Paula Abdul, Jordin Sparks criticized, praised for Super Bowl performances
Reviews are in for the Super Bowl performances of two American Idol stars: season six winner Jordin Sparks, who sang the national anthem, and Paula Abdul, who performed during the pre-game show via videotape.
Jordin’s rendition of the Star Spangled Banner “started quiet, breathy and seductive. By the end of the lone verse, she was belting elaborately ornamented, show-stopping, contest-worthy high notes,” The New York Times says. She “[nailed] what has been called the best anthem since Whitney Houston,” according to the North County Gazette.
But TV Guide gives her a “jeer,” using scare quotes to say Jordin “‘sang’ the national anthem (though it looked suspiciously like lip-syncing).” And Page Six says, “While Jordin did sound amazing, much of that was thanks to the backing track, which was painfully obvious at several points during the performance.
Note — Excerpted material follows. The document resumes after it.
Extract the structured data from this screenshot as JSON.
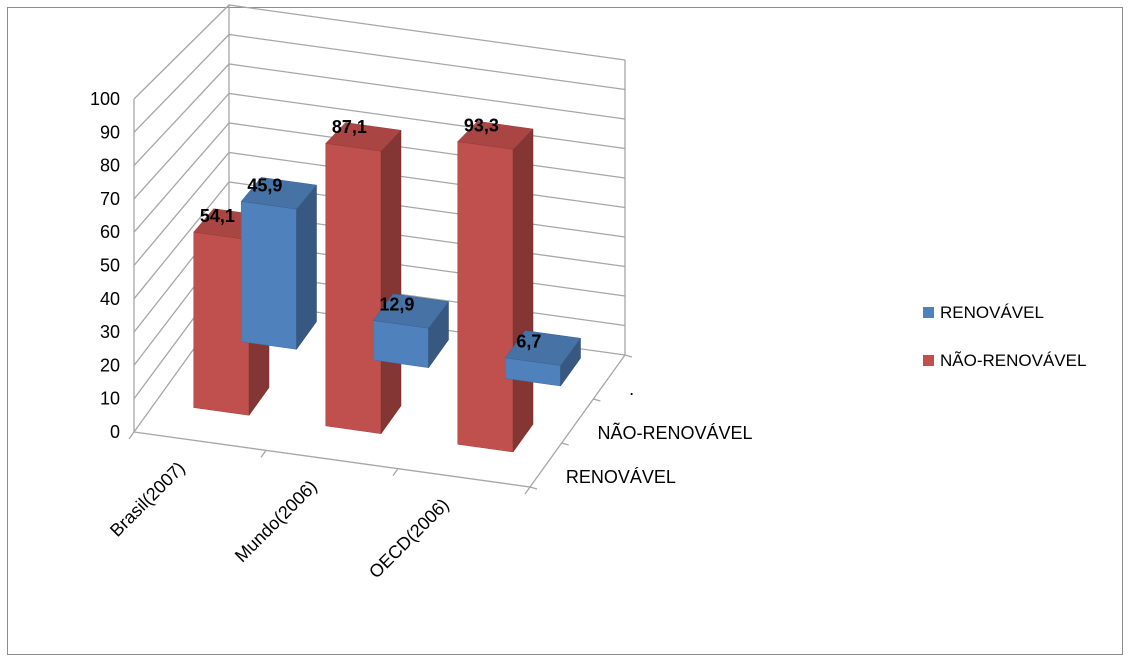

Fueling the lip sync fires was the fact that mere moments after Jordin delivered her rendition, a full version of the song was available on iTunes for 99 cents.” That left many bloggers asking if she lip-synced.
More people agree that Paula Abdul, who declined to show up and perform her new song “Dance Like There’s No Tomorrow” live, lip-synced. In its story, The AP offers a “Note to the next dismissed ‘Idol’ contestant: Be sure to tell Paula that at least you didn’t lip-sync.” TV Guide says she offered “a pre-taped performance so listless, it made Britney’s VMA sleepwalk look like Michael Jackson at Motown 25.”
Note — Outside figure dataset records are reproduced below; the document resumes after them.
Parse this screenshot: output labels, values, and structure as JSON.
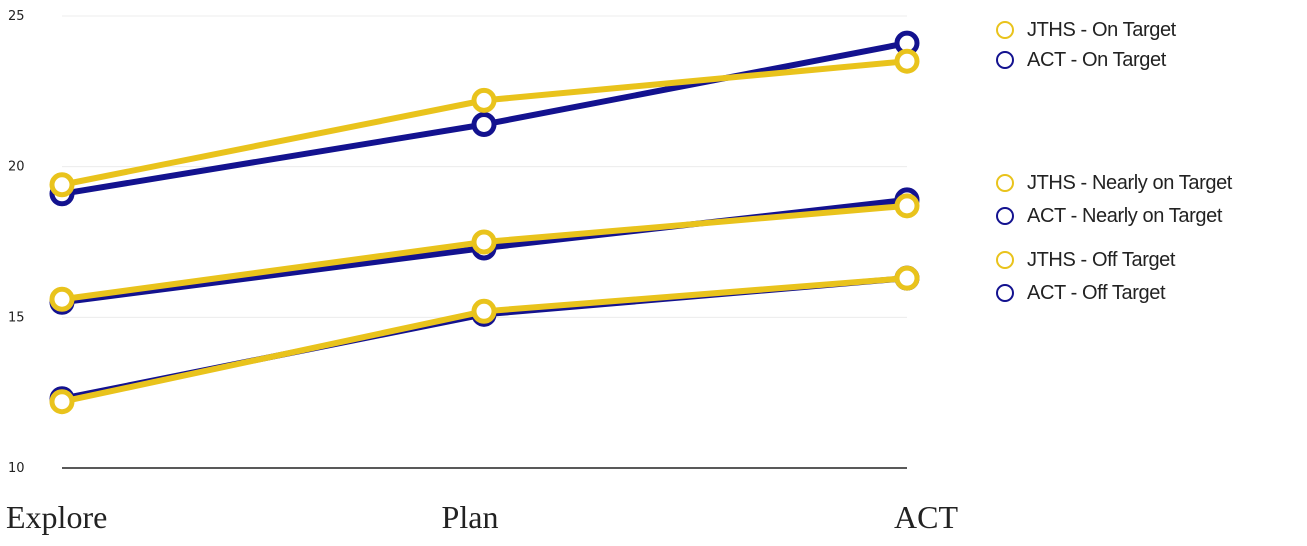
{
  "chart_data": {
    "type": "line",
    "categories": [
      "Explore",
      "Plan",
      "ACT"
    ],
    "ylim": [
      10,
      25
    ],
    "yticks": [
      10,
      15,
      20,
      25
    ],
    "grid": true,
    "legend_position": "right",
    "colors": {
      "JTHS": "#e9c31c",
      "ACT": "#13128f"
    },
    "series": [
      {
        "name": "JTHS - On Target",
        "color": "#e9c31c",
        "values": [
          19.4,
          22.2,
          23.5
        ]
      },
      {
        "name": "ACT - On Target",
        "color": "#13128f",
        "values": [
          19.1,
          21.4,
          24.1
        ]
      },
      {
        "name": "JTHS - Nearly on Target",
        "color": "#e9c31c",
        "values": [
          15.6,
          17.5,
          18.7
        ]
      },
      {
        "name": "ACT - Nearly on Target",
        "color": "#13128f",
        "values": [
          15.5,
          17.3,
          18.9
        ]
      },
      {
        "name": "JTHS - Off Target",
        "color": "#e9c31c",
        "values": [
          12.2,
          15.2,
          16.3
        ]
      },
      {
        "name": "ACT - Off Target",
        "color": "#13128f",
        "values": [
          12.3,
          15.1,
          16.3
        ]
      }
    ]
  }
}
MTV News’ Jim Cantiello says that although “it certainly looked like she was lip-syncing Cotillard-style. But I have to admit, I thought she nailed it. … Paula Abdul was never famous for her singing ability. She was always first and foremost a performer. … For critics to call her out for not singing live now — 12 years after her last album, and arguably 15 years after her last major hit — is kind of absurd.” But Page Six says that “even the dancing, which was once her strongest skill, was weaker than the drinks they were serving at the concession stands.”